Que l’auteur de "Lolita ne vieillit pas" - sincèrement, ce que j’ai lu de meilleur sur m@nuscrit - se penche sur mes quelques textes... Bien sur ! C’est un solide prestige pour moi.
Et puis : oui. On a le même âge. Il doit certainement exister une solidarité insaisissable et souterraine chez les personnes qui partagent la même année de naissance. J’ai espoir que mes quelques chapitres n’évanouissent pas cela.
...et félicitation une nouvelle fois. Je ne manquerais pas de me procurer l’édition papier de ton livre et de le relire soigneusement et avec délices.
Moi une sensation !?!
Je me relis : des fois j’ai la vive impression de raconter n’importe quoi. Je vous laisse et demeure impatient de lire votre prochain forfait.
Plus qu’un style, il y a un ton. Curieusement, et malgré la légère amertume de la fin, on est content pour lui. Tout le monde n’a pas vécu une telle expérience.
@Arthur-Louis : merci de votre (ton, je crois que nous avons le même âge) commentaire et de l’intérêt porté au texte. Suis pas très au fait de ce qui se trame sur le blog du côté des manuscrits. Mais je ne manquerai pas de jeter un oeil à tes textes. J’ai cru comprendre que tu étais un peu une révélation ici.
Comme un Lolita à l’envers. Ou en diagonale ? Je sais plus. Mais c’est superbe. Un souffle qui s’abime jamais.
Chère Pandora, je suis presque flattée de votre remarque.

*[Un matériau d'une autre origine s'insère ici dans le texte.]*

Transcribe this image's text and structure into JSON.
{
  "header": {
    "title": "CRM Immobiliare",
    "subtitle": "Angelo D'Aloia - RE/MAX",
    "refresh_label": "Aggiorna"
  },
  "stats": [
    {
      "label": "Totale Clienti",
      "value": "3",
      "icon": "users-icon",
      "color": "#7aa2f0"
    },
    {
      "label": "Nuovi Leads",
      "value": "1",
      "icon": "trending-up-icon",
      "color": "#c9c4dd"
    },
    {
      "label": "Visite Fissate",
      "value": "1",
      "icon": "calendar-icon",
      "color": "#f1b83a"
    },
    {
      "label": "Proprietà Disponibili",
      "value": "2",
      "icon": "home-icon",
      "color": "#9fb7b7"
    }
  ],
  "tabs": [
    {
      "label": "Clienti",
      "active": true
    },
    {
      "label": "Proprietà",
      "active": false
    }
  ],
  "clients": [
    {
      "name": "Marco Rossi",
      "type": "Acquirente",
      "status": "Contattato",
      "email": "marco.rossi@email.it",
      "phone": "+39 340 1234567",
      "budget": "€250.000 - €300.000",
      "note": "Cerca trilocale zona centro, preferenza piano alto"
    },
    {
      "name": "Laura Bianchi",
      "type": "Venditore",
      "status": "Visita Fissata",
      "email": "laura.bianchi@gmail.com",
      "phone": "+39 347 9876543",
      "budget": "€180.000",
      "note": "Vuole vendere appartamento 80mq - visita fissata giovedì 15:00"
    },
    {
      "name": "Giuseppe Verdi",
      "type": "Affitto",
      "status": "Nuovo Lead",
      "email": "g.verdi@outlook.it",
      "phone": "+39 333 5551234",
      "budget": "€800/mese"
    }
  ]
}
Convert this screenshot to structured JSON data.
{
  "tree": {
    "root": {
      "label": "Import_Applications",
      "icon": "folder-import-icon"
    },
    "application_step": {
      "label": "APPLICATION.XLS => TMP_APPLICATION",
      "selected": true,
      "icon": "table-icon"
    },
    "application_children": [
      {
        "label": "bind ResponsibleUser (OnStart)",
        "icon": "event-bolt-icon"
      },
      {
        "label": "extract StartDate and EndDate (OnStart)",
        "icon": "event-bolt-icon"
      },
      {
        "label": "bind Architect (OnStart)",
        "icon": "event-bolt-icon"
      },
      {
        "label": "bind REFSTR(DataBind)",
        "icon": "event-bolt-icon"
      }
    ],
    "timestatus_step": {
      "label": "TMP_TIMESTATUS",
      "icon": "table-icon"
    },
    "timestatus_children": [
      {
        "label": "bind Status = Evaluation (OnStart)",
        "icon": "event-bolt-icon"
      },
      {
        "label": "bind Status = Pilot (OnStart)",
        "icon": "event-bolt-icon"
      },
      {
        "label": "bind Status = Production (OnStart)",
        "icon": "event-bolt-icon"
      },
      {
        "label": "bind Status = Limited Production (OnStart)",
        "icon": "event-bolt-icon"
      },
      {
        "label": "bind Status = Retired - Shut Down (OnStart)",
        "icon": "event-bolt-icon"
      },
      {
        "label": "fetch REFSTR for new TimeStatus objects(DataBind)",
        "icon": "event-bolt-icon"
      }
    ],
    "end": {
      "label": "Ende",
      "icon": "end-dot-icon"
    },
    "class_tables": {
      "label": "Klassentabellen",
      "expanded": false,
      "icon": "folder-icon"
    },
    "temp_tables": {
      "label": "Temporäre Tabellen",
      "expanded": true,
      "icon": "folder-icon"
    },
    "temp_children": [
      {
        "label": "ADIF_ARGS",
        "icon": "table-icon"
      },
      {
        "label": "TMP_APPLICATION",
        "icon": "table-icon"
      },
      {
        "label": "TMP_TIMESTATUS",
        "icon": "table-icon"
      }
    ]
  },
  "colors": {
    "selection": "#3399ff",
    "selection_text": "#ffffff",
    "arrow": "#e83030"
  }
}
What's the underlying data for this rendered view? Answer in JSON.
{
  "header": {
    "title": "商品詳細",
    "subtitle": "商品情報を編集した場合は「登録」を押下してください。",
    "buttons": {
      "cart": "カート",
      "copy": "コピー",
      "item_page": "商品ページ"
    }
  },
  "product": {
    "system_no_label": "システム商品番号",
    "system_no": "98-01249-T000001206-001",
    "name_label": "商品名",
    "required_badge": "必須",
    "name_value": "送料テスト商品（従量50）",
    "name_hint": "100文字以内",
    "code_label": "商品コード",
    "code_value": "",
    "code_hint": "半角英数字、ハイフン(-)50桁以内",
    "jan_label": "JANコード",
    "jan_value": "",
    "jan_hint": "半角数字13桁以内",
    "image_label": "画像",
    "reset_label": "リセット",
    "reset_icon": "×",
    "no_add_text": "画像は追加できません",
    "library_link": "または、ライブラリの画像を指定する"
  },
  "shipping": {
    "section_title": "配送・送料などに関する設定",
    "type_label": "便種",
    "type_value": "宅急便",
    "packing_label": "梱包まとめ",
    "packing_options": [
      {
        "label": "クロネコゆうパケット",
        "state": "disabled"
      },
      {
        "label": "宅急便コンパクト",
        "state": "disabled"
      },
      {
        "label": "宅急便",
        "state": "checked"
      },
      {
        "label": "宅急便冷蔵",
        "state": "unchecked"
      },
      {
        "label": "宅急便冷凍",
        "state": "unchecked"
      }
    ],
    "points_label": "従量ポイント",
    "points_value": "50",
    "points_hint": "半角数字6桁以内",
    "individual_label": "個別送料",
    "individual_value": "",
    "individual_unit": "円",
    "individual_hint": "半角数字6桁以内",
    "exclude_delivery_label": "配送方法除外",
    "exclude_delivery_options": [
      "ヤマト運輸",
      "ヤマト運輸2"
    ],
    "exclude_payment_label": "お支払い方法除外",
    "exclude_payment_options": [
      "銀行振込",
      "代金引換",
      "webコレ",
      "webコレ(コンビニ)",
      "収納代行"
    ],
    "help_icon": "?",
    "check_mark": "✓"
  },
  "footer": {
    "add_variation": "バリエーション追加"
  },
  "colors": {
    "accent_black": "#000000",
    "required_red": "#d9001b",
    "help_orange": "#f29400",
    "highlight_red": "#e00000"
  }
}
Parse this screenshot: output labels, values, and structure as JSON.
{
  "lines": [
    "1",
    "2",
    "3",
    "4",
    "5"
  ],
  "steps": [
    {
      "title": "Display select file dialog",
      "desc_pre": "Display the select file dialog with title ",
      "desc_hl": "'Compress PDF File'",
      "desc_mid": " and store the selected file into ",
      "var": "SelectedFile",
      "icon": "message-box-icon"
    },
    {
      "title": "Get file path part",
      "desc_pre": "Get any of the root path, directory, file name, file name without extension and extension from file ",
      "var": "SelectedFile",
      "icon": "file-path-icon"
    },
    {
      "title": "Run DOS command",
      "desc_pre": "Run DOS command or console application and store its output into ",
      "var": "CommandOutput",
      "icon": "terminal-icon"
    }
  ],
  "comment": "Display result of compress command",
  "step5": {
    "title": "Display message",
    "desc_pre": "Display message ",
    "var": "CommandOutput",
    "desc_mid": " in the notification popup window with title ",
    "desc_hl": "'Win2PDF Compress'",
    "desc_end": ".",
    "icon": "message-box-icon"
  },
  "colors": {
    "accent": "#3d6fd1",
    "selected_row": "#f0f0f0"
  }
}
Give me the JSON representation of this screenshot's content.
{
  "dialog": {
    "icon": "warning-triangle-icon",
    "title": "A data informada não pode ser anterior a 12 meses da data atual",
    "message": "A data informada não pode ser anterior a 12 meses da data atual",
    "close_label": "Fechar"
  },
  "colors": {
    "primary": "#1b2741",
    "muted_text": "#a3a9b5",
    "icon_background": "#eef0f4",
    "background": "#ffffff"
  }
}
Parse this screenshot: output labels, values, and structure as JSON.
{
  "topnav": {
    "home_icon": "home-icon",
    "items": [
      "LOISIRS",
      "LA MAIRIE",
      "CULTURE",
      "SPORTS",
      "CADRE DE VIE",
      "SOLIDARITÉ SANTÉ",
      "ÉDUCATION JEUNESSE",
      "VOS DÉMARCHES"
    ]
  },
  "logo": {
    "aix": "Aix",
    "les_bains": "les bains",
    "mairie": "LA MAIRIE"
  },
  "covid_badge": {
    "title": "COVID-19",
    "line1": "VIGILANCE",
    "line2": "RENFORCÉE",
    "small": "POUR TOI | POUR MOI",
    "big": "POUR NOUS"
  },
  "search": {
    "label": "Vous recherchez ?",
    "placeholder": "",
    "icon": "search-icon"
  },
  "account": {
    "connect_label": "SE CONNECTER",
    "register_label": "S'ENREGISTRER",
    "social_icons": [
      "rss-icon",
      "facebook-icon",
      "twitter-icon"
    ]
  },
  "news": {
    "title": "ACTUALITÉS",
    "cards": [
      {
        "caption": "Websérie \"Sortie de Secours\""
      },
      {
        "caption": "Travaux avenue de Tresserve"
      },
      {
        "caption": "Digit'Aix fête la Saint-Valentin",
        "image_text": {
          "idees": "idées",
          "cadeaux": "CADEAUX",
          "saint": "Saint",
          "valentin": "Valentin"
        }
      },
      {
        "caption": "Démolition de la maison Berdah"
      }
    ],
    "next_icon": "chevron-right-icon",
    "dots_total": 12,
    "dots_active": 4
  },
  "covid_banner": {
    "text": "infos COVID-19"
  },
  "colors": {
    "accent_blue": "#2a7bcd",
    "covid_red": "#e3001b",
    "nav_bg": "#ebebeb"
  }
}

Dois-je comprendre que l’exercice est réussi (à savoir me glisser dans la peau d’un homme) ? En tout cas, c’est bien là que je définis le travail d’un écrivain ou d’un auteur (peu importe) : Revêtir indéfiniment l’habit d’un homme, d’une femme, d’un enfant, sans que l’on puisse (le lecteur) à tout instant déceler l’usurpation.
C’est bizarre, je n’ai pas eu la sensation particulière que l’auteur serait de sexe féminin. J’ai même presque l’envie de dire que c’est le contraire. A la toute première phrase, par exemple, il me semble qu’il n’est pas fréquent qu’une jeune femme pense à décrire "des jambes légèrement arquées" avec un tel regard de charme et de désir.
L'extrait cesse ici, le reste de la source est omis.